El padre Cardini no se atrevió a rechistar.
– Dígale al médico que no hemos tomado nada y que no sabemos nada, padre. Que por mucho que nos pregunte no vamos a poder decirle más. Y ahora, si no es mucha molestia, me gustaría ver a mis compañeros.
Y, diciendo esto, me senté en el borde de la cama y bajé las piernas hasta el suelo. Las vendas de los pies me servían divinamente de zapatillas. Al verme, el doctor Kalogeropoulos dejó escapar una exclamación de enojo y, sujetándome por los brazos, intentó volver a acostarme, pero me resistí con todas mis fuerzas y no lo consiguió.
– Padre Cardini, por favor, ¿sería tan amable de decirle al doctor que quiero mi ropa y que voy a quitarme este vendaje de la cabeza?
El sacerdote católico tradujo mis palabras y se produjo un diálogo rápido y agitado.
– No puede ser, hermana. El doctor Kalogeropoulos dice que todavía no está bien y que podría sufrir un colapso.

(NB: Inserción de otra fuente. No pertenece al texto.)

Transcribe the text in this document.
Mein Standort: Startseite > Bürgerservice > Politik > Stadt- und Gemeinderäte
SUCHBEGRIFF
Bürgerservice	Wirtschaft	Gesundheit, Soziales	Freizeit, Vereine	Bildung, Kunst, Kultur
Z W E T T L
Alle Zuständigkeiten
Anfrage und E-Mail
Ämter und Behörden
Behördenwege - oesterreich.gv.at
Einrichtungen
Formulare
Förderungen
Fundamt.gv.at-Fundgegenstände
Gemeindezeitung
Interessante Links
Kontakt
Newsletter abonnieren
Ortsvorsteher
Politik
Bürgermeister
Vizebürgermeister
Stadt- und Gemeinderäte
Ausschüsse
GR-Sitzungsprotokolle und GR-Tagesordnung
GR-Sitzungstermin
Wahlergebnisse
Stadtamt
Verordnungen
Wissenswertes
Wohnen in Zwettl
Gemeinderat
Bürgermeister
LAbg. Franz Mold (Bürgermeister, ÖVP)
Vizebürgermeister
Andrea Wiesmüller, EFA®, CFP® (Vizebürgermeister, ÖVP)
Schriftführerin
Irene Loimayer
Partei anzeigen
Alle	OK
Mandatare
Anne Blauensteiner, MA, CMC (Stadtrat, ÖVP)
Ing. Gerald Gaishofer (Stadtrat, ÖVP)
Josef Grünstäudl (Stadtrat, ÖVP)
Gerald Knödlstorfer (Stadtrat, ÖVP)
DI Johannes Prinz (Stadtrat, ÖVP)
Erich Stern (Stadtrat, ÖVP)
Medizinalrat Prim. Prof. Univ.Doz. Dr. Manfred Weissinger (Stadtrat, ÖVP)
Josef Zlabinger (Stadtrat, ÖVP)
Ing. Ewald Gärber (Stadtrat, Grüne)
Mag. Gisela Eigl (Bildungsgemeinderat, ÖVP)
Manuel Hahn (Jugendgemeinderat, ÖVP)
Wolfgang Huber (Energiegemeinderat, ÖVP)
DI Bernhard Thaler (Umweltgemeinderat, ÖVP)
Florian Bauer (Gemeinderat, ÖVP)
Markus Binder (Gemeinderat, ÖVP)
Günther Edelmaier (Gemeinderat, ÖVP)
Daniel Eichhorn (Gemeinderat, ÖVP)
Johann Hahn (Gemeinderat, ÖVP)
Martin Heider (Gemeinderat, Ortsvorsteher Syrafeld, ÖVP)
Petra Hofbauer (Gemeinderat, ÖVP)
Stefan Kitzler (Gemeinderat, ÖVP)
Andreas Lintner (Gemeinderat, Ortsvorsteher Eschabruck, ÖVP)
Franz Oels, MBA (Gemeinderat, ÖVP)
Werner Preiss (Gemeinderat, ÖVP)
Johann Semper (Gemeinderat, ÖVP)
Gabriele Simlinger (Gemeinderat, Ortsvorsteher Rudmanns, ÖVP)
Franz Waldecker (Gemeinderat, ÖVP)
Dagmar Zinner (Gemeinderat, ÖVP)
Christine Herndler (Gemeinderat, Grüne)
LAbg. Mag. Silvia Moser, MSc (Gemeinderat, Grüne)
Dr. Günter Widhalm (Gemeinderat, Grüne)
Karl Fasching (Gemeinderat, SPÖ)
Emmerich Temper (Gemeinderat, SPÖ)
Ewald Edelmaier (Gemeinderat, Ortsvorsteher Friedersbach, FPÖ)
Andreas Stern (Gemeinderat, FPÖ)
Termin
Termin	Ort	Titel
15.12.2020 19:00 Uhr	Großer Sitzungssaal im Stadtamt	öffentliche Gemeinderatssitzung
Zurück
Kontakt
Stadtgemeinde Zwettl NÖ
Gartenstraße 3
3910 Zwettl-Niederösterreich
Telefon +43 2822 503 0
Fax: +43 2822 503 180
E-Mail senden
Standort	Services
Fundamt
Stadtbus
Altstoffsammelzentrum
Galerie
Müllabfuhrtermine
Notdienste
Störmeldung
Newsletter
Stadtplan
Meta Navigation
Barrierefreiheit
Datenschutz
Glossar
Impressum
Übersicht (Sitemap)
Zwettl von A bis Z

– ¡Dígale al doctor Kalogeropoulos que estoy perfectamente! ¿Conoce usted, padre, la importancia del trabajo que el profesor, el capitán y yo estamos haciendo?
– Aproximadamente, hermana.
– Pues dígale que me entregue mi ropa… ¡Ahora!
Volvió a producirse un irritado cruce de palabras y el facultativo salió de la habitación con muy malos modos. Poco después hizo acto de presencia una joven enfermera que, al entrar, dejó una bolsa de plástico a los pies de la cama sin decir ni media palabra y, luego, se acercó hasta mí y empezó a liberar mi cabeza del turbante. Sentí un inmenso alivio cuando me lo quitó, como si aquellas tiras de gasa hubieran estado comprimiéndome el cerebro. Metí los dedos entre el pelo para airearlo y rocé con las yemas una abultada y dolorosa protuberancia en la parte superior.